Medicare Settlement - Medicare to Pay for Care in Skilled Nursing Facilities, Even If No Improvement Likely

Wednesday, October 24, 2012

    In a story reported on October 23, 2012, by the New York Times, it was announced that a court settlement has been reached (pending approval of the judge).

    This settlement will result in a very important change to how Medicare policy is implemented in the real world.

    Formerly, although not required by statute, there was a de-facto policy that in order to qualify for Medicare (as opposed to Medicaid) coverage in a skilled nursing facility, you had to be making improvement.

    Medicare (as opposed to Medicaid) authorizes payment for a stay of up to 100 days in a skilled nursing facility if medically necessary, provided a patient has been in hospital for three or more days, for something other than observation.  (This is a bit simplified, but this basically sets forth how the system works).

    Medicare pays for the full cost of the skilled nursing facility for the first 20 days of such care.  Medicare supplemental insurers have to pay a co-insurance payment for days 20 through 100.  Since this co-pay is now $144.50 per day, this totals $11,560 for the full period.

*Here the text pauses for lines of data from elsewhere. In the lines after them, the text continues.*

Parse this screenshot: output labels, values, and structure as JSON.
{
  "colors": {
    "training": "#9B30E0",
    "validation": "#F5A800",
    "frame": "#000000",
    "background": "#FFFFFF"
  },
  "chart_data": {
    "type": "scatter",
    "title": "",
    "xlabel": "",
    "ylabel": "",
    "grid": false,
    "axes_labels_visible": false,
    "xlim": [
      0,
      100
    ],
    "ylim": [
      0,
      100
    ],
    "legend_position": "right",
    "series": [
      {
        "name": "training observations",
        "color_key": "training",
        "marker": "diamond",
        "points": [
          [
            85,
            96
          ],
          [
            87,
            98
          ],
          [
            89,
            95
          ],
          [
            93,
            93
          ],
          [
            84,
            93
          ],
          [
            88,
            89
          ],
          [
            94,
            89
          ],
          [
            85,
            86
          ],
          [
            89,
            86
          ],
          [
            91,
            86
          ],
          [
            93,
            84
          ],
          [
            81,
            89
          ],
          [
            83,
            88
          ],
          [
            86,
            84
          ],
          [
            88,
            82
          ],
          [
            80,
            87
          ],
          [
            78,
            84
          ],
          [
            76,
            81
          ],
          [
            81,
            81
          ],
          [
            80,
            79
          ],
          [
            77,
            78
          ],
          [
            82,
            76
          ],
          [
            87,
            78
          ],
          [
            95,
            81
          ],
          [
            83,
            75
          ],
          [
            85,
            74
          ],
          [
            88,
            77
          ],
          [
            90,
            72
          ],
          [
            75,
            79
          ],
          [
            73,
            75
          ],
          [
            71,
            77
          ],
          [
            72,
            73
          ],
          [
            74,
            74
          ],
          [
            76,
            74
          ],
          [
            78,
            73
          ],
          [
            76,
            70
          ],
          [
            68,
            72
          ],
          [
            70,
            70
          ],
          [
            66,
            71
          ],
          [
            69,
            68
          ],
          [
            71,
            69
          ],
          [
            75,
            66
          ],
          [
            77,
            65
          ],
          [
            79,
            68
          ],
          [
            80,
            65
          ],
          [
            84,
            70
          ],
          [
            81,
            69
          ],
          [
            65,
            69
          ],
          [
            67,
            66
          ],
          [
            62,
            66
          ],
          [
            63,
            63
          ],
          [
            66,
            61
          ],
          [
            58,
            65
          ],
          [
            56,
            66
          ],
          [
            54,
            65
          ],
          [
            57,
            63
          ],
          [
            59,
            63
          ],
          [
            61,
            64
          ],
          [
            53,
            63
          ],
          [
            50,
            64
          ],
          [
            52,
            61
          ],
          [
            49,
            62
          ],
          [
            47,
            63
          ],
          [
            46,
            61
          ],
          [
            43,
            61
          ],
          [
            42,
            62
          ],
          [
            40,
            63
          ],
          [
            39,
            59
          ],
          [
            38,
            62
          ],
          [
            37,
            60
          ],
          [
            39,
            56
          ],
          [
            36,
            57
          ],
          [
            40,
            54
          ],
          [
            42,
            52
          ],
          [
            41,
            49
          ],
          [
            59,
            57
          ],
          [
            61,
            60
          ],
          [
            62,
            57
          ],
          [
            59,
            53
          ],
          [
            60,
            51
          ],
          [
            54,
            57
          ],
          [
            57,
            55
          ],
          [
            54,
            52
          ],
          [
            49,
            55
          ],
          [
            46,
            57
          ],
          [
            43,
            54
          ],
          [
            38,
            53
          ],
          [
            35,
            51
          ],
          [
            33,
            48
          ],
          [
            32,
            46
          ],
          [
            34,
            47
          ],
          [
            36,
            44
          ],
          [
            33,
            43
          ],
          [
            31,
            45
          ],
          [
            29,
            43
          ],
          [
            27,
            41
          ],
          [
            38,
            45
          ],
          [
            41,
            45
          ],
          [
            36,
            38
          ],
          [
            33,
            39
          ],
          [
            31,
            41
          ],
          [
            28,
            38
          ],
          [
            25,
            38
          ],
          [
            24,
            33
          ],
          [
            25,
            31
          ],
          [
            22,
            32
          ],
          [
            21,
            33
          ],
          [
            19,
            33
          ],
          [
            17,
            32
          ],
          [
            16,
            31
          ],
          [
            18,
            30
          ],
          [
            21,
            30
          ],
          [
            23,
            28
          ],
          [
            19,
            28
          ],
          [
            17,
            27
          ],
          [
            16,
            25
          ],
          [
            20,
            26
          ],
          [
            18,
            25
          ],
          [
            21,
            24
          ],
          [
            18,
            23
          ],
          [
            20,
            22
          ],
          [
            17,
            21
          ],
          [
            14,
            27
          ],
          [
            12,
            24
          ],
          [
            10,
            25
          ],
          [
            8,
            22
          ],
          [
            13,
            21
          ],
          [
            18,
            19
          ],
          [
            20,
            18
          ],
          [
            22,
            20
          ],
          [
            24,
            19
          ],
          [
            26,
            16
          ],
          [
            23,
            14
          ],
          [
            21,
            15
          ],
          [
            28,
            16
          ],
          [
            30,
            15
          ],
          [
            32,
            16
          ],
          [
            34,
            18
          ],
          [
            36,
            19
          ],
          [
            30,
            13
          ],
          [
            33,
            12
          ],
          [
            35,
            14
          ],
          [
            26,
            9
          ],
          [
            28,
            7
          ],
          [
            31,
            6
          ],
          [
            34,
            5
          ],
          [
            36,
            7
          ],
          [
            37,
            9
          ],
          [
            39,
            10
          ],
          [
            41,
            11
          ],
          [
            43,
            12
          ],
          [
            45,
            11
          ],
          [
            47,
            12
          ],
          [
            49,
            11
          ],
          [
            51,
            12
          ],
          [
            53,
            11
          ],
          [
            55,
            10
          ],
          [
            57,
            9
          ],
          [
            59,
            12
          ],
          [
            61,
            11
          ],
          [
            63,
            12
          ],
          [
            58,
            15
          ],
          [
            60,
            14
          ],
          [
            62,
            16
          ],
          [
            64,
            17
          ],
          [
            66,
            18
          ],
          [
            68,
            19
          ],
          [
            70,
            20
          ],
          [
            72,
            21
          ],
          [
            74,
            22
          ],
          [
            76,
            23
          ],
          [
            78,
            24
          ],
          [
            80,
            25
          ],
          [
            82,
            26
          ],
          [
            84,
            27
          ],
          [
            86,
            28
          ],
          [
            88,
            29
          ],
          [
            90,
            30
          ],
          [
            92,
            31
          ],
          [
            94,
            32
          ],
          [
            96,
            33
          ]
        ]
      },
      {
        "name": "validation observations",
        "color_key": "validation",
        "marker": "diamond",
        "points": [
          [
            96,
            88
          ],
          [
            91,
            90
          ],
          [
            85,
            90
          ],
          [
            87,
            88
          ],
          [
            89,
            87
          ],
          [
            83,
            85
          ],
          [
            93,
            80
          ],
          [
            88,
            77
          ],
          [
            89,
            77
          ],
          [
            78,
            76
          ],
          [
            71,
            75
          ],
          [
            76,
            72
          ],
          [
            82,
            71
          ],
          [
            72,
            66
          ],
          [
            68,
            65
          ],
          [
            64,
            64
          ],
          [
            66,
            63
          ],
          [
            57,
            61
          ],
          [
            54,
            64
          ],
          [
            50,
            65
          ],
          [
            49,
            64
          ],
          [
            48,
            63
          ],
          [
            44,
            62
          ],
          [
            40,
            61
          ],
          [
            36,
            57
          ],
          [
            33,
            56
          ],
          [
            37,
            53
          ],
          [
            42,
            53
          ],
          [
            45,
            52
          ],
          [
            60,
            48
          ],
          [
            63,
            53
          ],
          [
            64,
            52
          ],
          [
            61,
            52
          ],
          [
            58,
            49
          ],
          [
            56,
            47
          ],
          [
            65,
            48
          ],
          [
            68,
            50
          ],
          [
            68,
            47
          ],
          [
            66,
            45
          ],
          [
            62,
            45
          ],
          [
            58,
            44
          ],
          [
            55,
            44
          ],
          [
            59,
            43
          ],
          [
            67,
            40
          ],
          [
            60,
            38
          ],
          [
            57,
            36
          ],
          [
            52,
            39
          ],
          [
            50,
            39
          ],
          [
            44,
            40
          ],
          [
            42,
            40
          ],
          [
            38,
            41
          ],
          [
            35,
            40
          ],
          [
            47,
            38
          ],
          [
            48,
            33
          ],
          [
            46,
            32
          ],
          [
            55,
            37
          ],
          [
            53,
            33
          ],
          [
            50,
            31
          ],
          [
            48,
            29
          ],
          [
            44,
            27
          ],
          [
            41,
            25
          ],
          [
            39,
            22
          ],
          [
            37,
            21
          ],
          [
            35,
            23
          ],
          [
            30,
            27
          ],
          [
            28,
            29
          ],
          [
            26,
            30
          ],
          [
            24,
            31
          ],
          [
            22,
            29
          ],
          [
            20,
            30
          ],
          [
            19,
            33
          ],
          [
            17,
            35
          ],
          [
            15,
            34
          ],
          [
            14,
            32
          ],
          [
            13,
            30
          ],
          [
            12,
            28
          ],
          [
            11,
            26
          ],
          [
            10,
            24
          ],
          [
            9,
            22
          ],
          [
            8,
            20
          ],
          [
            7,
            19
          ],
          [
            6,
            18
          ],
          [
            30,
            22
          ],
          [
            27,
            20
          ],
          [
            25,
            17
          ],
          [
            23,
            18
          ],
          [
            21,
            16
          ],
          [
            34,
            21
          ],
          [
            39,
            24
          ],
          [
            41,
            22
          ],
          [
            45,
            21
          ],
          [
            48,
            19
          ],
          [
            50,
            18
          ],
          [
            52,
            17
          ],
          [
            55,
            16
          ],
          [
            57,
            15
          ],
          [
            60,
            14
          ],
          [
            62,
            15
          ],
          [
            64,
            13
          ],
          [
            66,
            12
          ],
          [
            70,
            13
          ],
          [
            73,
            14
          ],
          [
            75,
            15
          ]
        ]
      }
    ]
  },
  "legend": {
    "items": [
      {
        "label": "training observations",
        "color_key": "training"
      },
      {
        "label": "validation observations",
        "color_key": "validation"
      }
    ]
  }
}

    Many people were denied further Medicare coverage beginning at about day 20, based on the former standard (which is not set forth in law), that a patient needed to be improving in order to continue to qualify for this Medicare benefit of up to 100 days in a skilled nursing facility.  If this improvement could not be documented (or was not documented) people who needed skilled care were routinely moved from Medicare to private pay status, and incurred costs of several hundred dollars per day for their care.

    In a recent settlement with the federal government, the government agreed to change their manuals to clearly state that Medicare coverage of nursing and therapy services “does not turn on the presence or absence of an individual’s potential for improvement,” but is, instead, available to qualified individuals who actually need skilled care.  This is true even if this skilled care is not likely to result in an improvement of the individual’s condition, if the care is needed to maintain the individual’s condition, or to slow further deterioration.

    Medicare coverage of skilled nursing care is still subject to many limits.  There must be a need for skilled care, as opposed to mere custodial care.  Medicare coverage is also limited to 100 days, and is only available after a qualifying hospital stay.
    Still, this very important settlement with the government will allow a great many people the time they need in a skilled nursing facility to properly recover, and to receive the rehabilitation services they need, so that they can complete their recovery, learn to cope with new situations, and then return home, where they may live independently for years to come.